In a video interview with IGN, showrunner Charlie Brooker said the episode is a commentary on the detachment we feel while using communication platforms:
"The wider point there was that we wanted to show that this is like the most important day in Chris' life. And in probably Jaden's life as well. You know it's like the most significant thing that's ever happened to either of them. And it's this huge drama for them and for everyone in that field and for all the people directly involved in that story. And yet, for the rest of the world, it is one more sort of push notification. One more little bit of confetti. One more little thing to glance at and go 'ooh,' and then go and sort of move on with their day."
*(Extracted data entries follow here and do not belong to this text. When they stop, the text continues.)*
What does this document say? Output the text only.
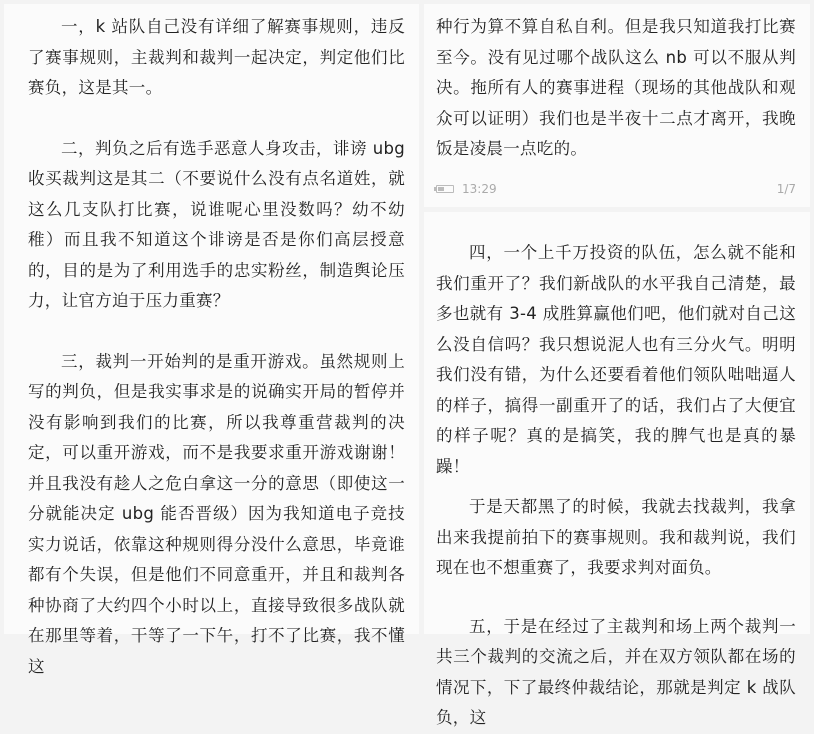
一，k 站队自己没有详细了解赛事规则，违反了赛事规则，主裁判和裁判一起决定，判定他们比赛负，这是其一。

二，判负之后有选手恶意人身攻击，诽谤 ubg 收买裁判这是其二（不要说什么没有点名道姓，就这么几支队打比赛，说谁呢心里没数吗？幼不幼稚）而且我不知道这个诽谤是否是你们高层授意的，目的是为了利用选手的忠实粉丝，制造舆论压力，让官方迫于压力重赛？

三，裁判一开始判的是重开游戏。虽然规则上写的判负，但是我实事求是的说确实开局的暂停并没有影响到我们的比赛，所以我尊重营裁判的决定，可以重开游戏，而不是我要求重开游戏谢谢！并且我没有趁人之危白拿这一分的意思（即使这一分就能决定 ubg 能否晋级）因为我知道电子竞技实力说话，依靠这种规则得分没什么意思，毕竟谁都有个失误，但是他们不同意重开，并且和裁判各种协商了大约四个小时以上，直接导致很多战队就在那里等着，干等了一下午，打不了比赛，我不懂这

种行为算不算自私自利。但是我只知道我打比赛至今。没有见过哪个战队这么 nb 可以不服从判决。拖所有人的赛事进程（现场的其他战队和观众可以证明）我们也是半夜十二点才离开，我晚饭是凌晨一点吃的。

13:29	1/7

四，一个上千万投资的队伍，怎么就不能和我们重开了？我们新战队的水平我自己清楚，最多也就有 3-4 成胜算赢他们吧，他们就对自己这么没自信吗？我只想说泥人也有三分火气。明明我们没有错，为什么还要看着他们领队咄咄逼人的样子，搞得一副重开了的话，我们占了大便宜的样子呢？真的是搞笑，我的脾气也是真的暴躁！

于是天都黑了的时候，我就去找裁判，我拿出来我提前拍下的赛事规则。我和裁判说，我们现在也不想重赛了，我要求判对面负。

五，于是在经过了主裁判和场上两个裁判一共三个裁判的交流之后，并在双方领队都在场的情况下，下了最终仲裁结论，那就是判定 k 战队负，这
There's a few messages that viewers can choose to take away from "Smithereens." One is the issue of gun violence, as breaking news of a mass shooting now barely registers more than a few "thoughts and prayers" tweets. Miami Herald writer Carl Hiaasen, who lost his brother in a 2018 shooting at the Capital Gazette newspaper, recently mourned the state of media by pointing out some outlets don't even cover shootings now unless "the body count hits double digits."
The boys filming on the side of the road while the standoff occurred, only to finally look up from their screens when the shot rings out, can also be seen as a criticism of the modern day manifestation of the bystander effect. Recording injustices to post on Twitter is one of the ways that social media has been used to positively raise global awareness, but they've also created the problem of the disembodied bystander: a band of people simply recording an injustice, rather than actually trying to intervene, as you see in the case of David Dao being dragged off the United flight.
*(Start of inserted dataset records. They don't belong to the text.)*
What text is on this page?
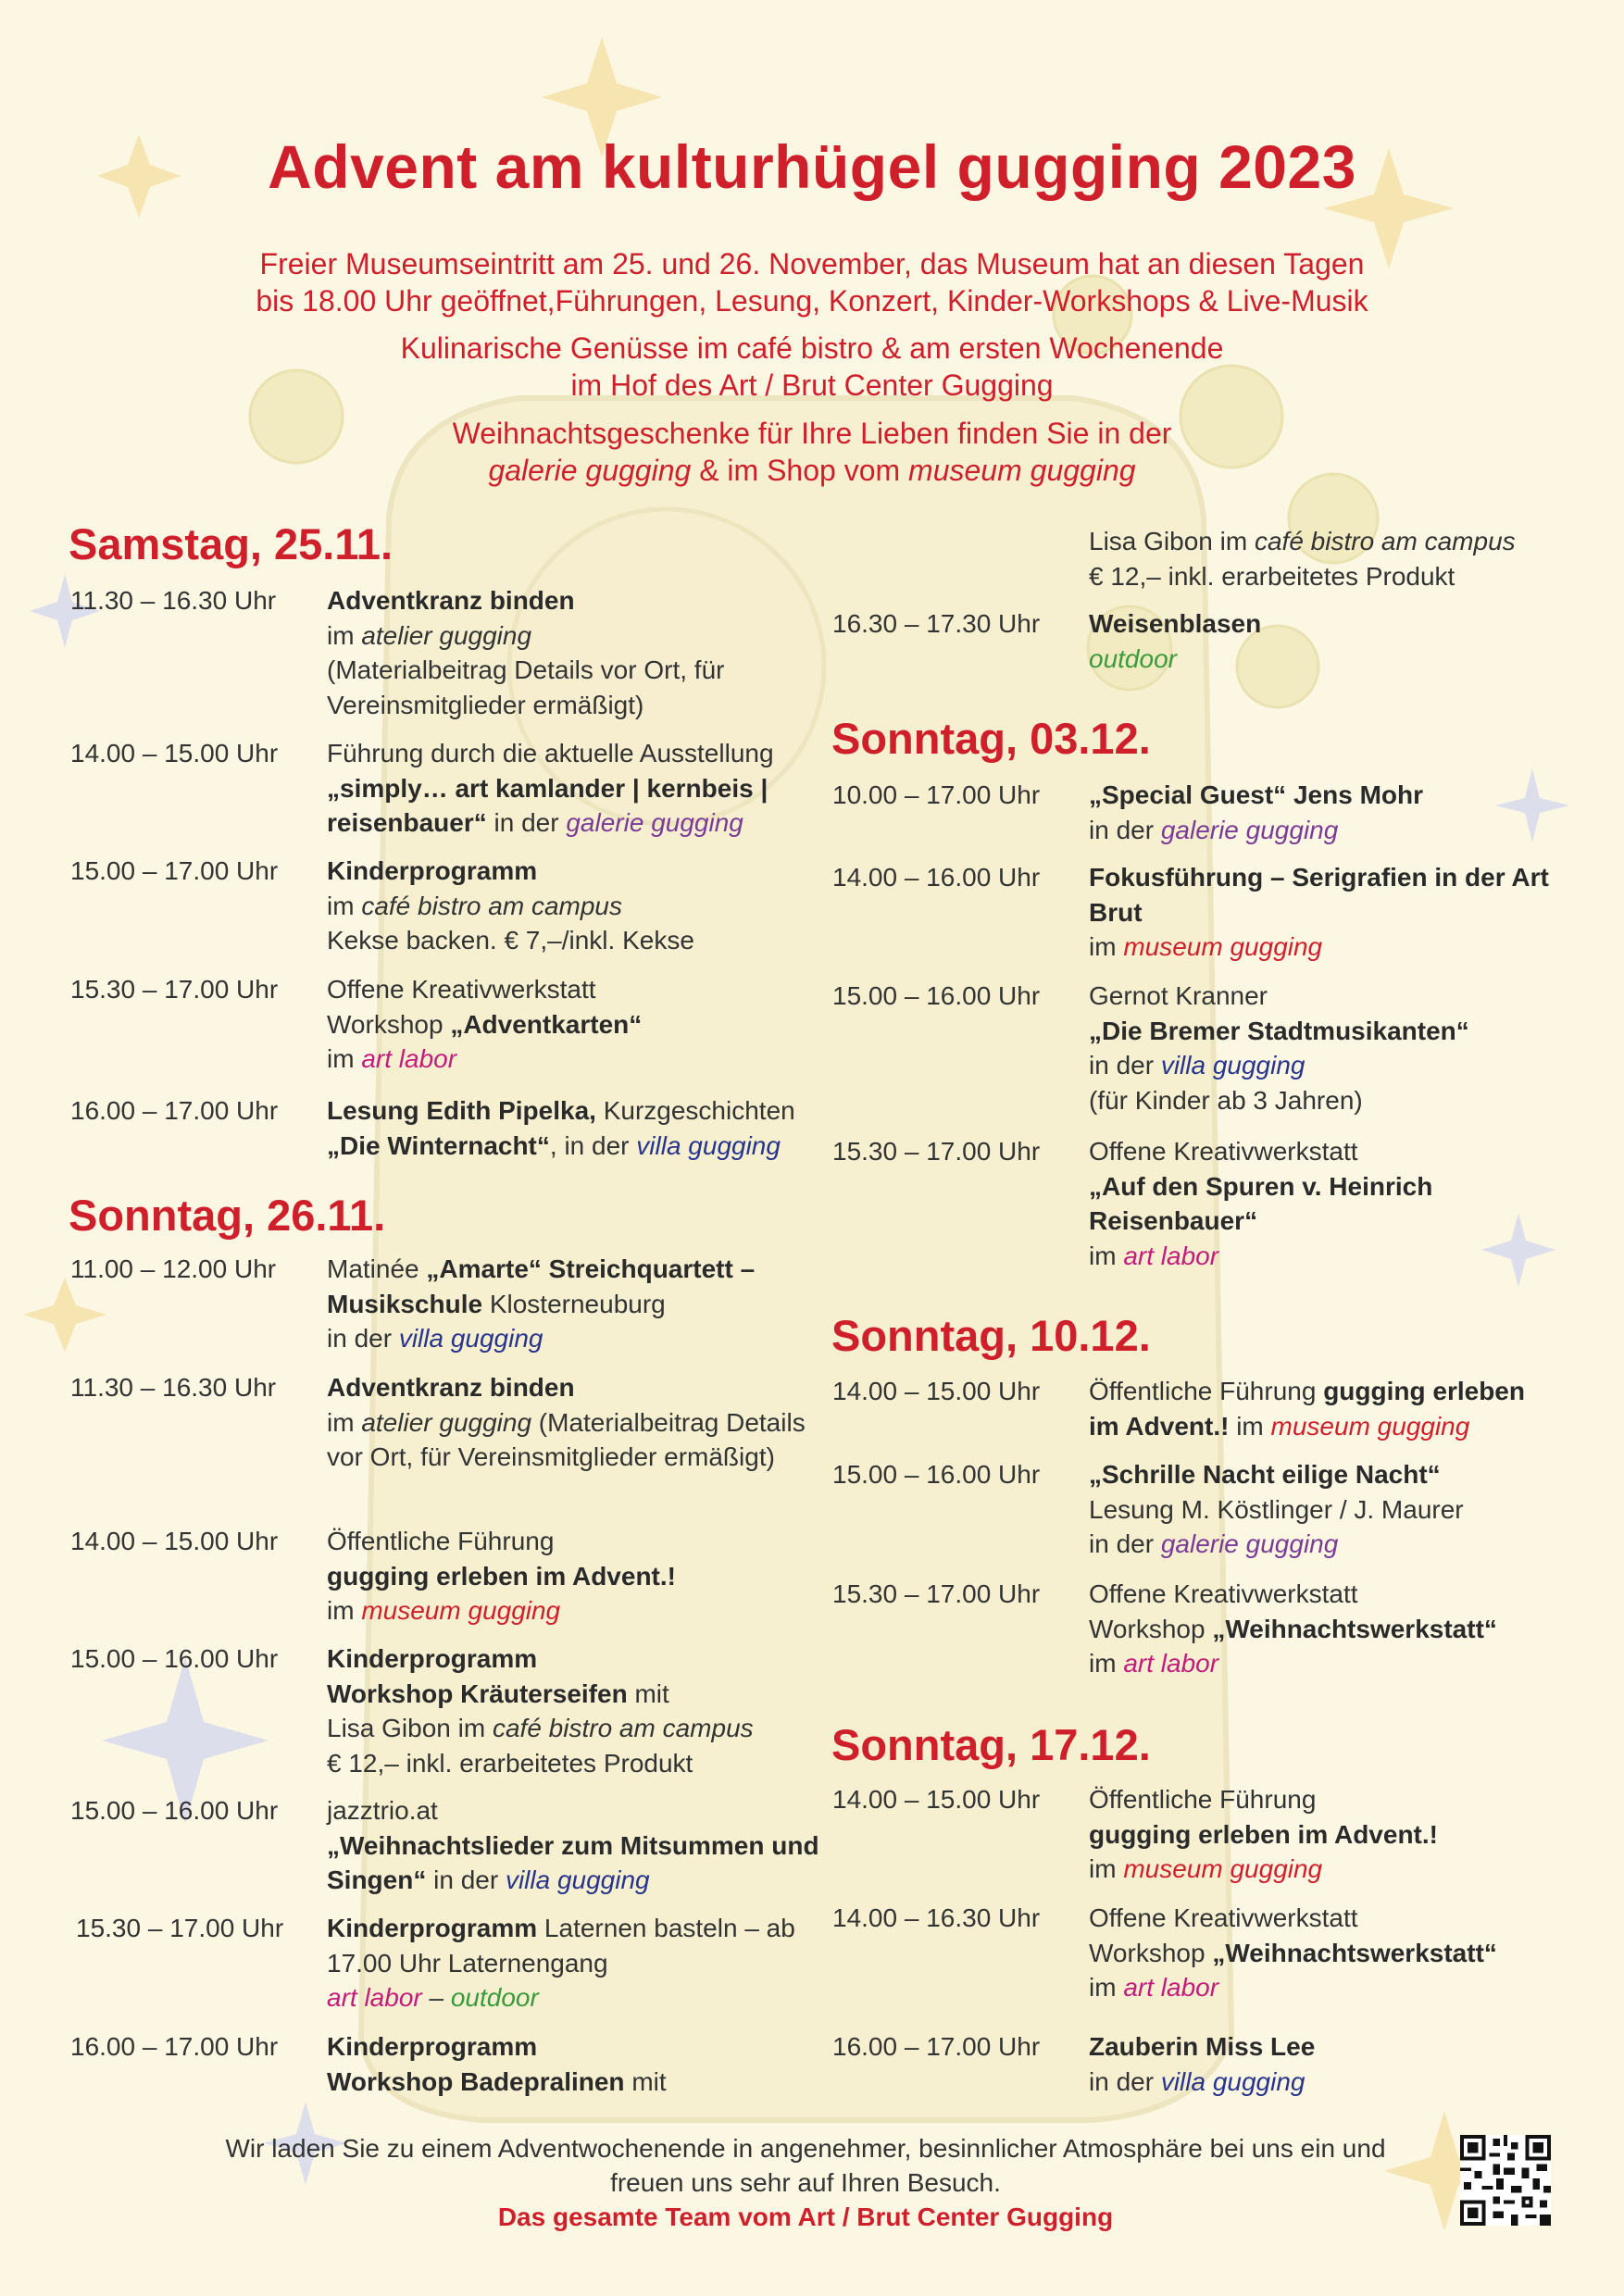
Advent am kulturhügel gugging 2023
Freier Museumseintritt am 25. und 26. November, das Museum hat an diesen Tagen
bis 18.00 Uhr geöffnet,Führungen, Lesung, Konzert, Kinder-Workshops & Live-Musik
Kulinarische Genüsse im café bistro & am ersten Wochenende
im Hof des Art / Brut Center Gugging
Weihnachtsgeschenke für Ihre Lieben finden Sie in der
galerie gugging & im Shop vom museum gugging
Samstag, 25.11.
11.30 – 16.30 Uhr Adventkranz binden
im atelier gugging
(Materialbeitrag Details vor Ort, für Vereinsmitglieder ermäßigt)
14.00 – 15.00 Uhr Führung durch die aktuelle Ausstellung
„simply… art kamlander | kernbeis | reisenbauer“ in der galerie gugging
15.00 – 17.00 Uhr Kinderprogramm
im café bistro am campus
Kekse backen. € 7,–/inkl. Kekse
15.30 – 17.00 Uhr Offene Kreativwerkstatt
Workshop „Adventkarten“
im art labor
16.00 – 17.00 Uhr Lesung Edith Pipelka, Kurzgeschichten
„Die Winternacht“, in der villa gugging
Sonntag, 26.11.
11.00 – 12.00 Uhr Matinée „Amarte“ Streichquartett – Musikschule Klosterneuburg
in der villa gugging
11.30 – 16.30 Uhr Adventkranz binden
im atelier gugging (Materialbeitrag Details vor Ort, für Vereinsmitglieder ermäßigt)
14.00 – 15.00 Uhr Öffentliche Führung
gugging erleben im Advent.!
im museum gugging
15.00 – 16.00 Uhr Kinderprogramm
Workshop Kräuterseifen mit
Lisa Gibon im café bistro am campus
€ 12,– inkl. erarbeitetes Produkt
15.00 – 16.00 Uhr jazztrio.at
„Weihnachtslieder zum Mitsummen und Singen“ in der villa gugging
15.30 – 17.00 Uhr Kinderprogramm Laternen basteln – ab 17.00 Uhr Laternengang
art labor – outdoor
16.00 – 17.00 Uhr Kinderprogramm
Workshop Badepralinen mit
Lisa Gibon im café bistro am campus
€ 12,– inkl. erarbeitetes Produkt
16.30 – 17.30 Uhr Weisenblasen
outdoor
Sonntag, 03.12.
10.00 – 17.00 Uhr „Special Guest“ Jens Mohr
in der galerie gugging
14.00 – 16.00 Uhr Fokusführung – Serigrafien in der Art Brut
im museum gugging
15.00 – 16.00 Uhr Gernot Kranner
„Die Bremer Stadtmusikanten“
in der villa gugging
(für Kinder ab 3 Jahren)
15.30 – 17.00 Uhr Offene Kreativwerkstatt
„Auf den Spuren v. Heinrich Reisenbauer“
im art labor
Sonntag, 10.12.
14.00 – 15.00 Uhr Öffentliche Führung gugging erleben im Advent.! im museum gugging
15.00 – 16.00 Uhr „Schrille Nacht eilige Nacht“
Lesung M. Köstlinger / J. Maurer
in der galerie gugging
15.30 – 17.00 Uhr Offene Kreativwerkstatt
Workshop „Weihnachtswerkstatt“
im art labor
Sonntag, 17.12.
14.00 – 15.00 Uhr Öffentliche Führung
gugging erleben im Advent.!
im museum gugging
14.00 – 16.30 Uhr Offene Kreativwerkstatt
Workshop „Weihnachtswerkstatt“
im art labor
16.00 – 17.00 Uhr Zauberin Miss Lee
in der villa gugging
Wir laden Sie zu einem Adventwochenende in angenehmer, besinnlicher Atmosphäre bei uns ein und
freuen uns sehr auf Ihren Besuch.
Das gesamte Team vom Art / Brut Center Gugging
And then there's the issue of tech CEO accountability, and why Billy is so frustrating. Billy is both intelligent and powerful, and yet his answer to whether or not Smithereen can be redesigned to force users to be more socially aware and responsible is to shrug and return to his luxury silent retreat. His failure to promise to make any changes on behalf of the consumer (that may then affect the company's bottom line) mirrors IRL situations where politicians are now having to pass laws banning all phone use in the car, since distracted driving is more dangerous than drunk driving, while tech CEOs have done little to curb the use of their own products.
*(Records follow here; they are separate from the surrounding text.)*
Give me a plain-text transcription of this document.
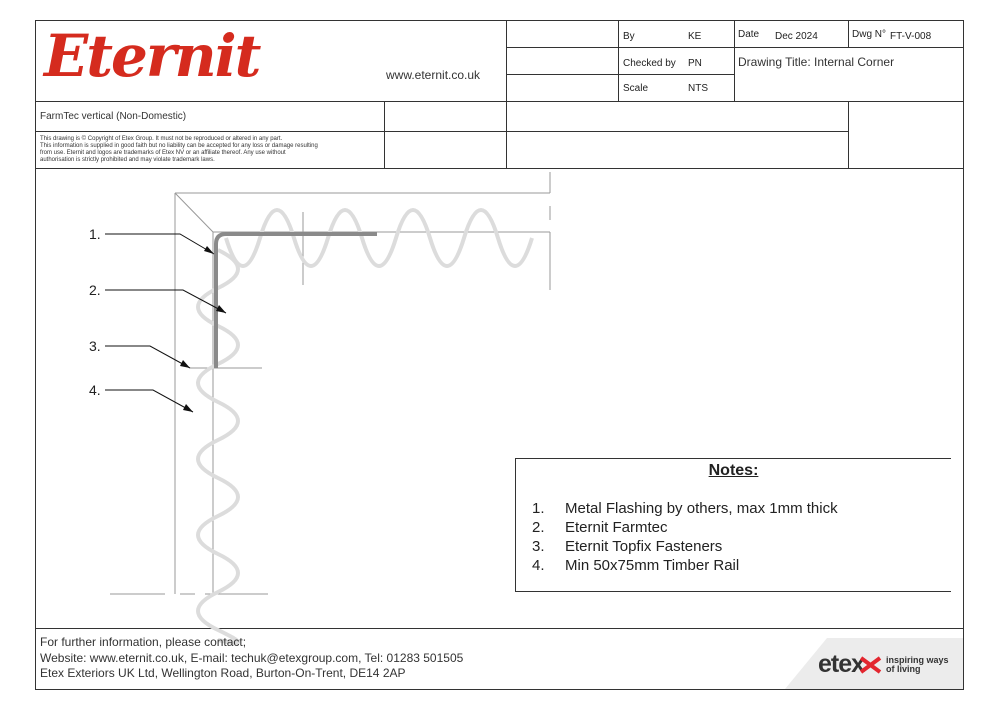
Eternit	www.eternit.co.uk
By	KE
Checked by PN
Scale	NTS
Date Dec 2024	Dwg N° FT-V-008
Drawing Title: Internal Corner
FarmTec vertical (Non-Domestic)
This drawing is © Copyright of Etex Group. It must not be reproduced or altered in any part.
This information is supplied in good faith but no liability can be accepted for any loss or damage resulting
from use. Eternit and logos are trademarks of Etex NV or an affiliate thereof. Any use without
authorisation is strictly prohibited and may violate trademark laws.
1.
2.
3.
4.
Notes:
1. Metal Flashing by others, max 1mm thick
2. Eternit Farmtec
3. Eternit Topfix Fasteners
4. Min 50x75mm Timber Rail
For further information, please contact;
Website: www.eternit.co.uk, E-mail: techuk@etexgroup.com, Tel: 01283 501505
Etex Exteriors UK Ltd, Wellington Road, Burton-On-Trent, DE14 2AP	etex inspiring ways
of living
In the end, "Smithereens" leaves us with a terribly saddening message. The commonly used saying "blown to smithereens" means to break or destroy something into tiny, fragmentary pieces. These social media platforms were created as a way to share news, disseminate information, and connect people, but their overuse has now created the opposite effect, and Black Mirror tells us we're more broken than ever as a society and a nation.
Speaking to NPR, Hiaasen acknowledged that while people are desensitized to the onslaught of tragic news, "if we don't shine a light on it and write about it and react with some humanity and horror every time it happens, we'll never get past it. We'll never get better as a society."
"Smithereens," at the very least, accomplishes that goal.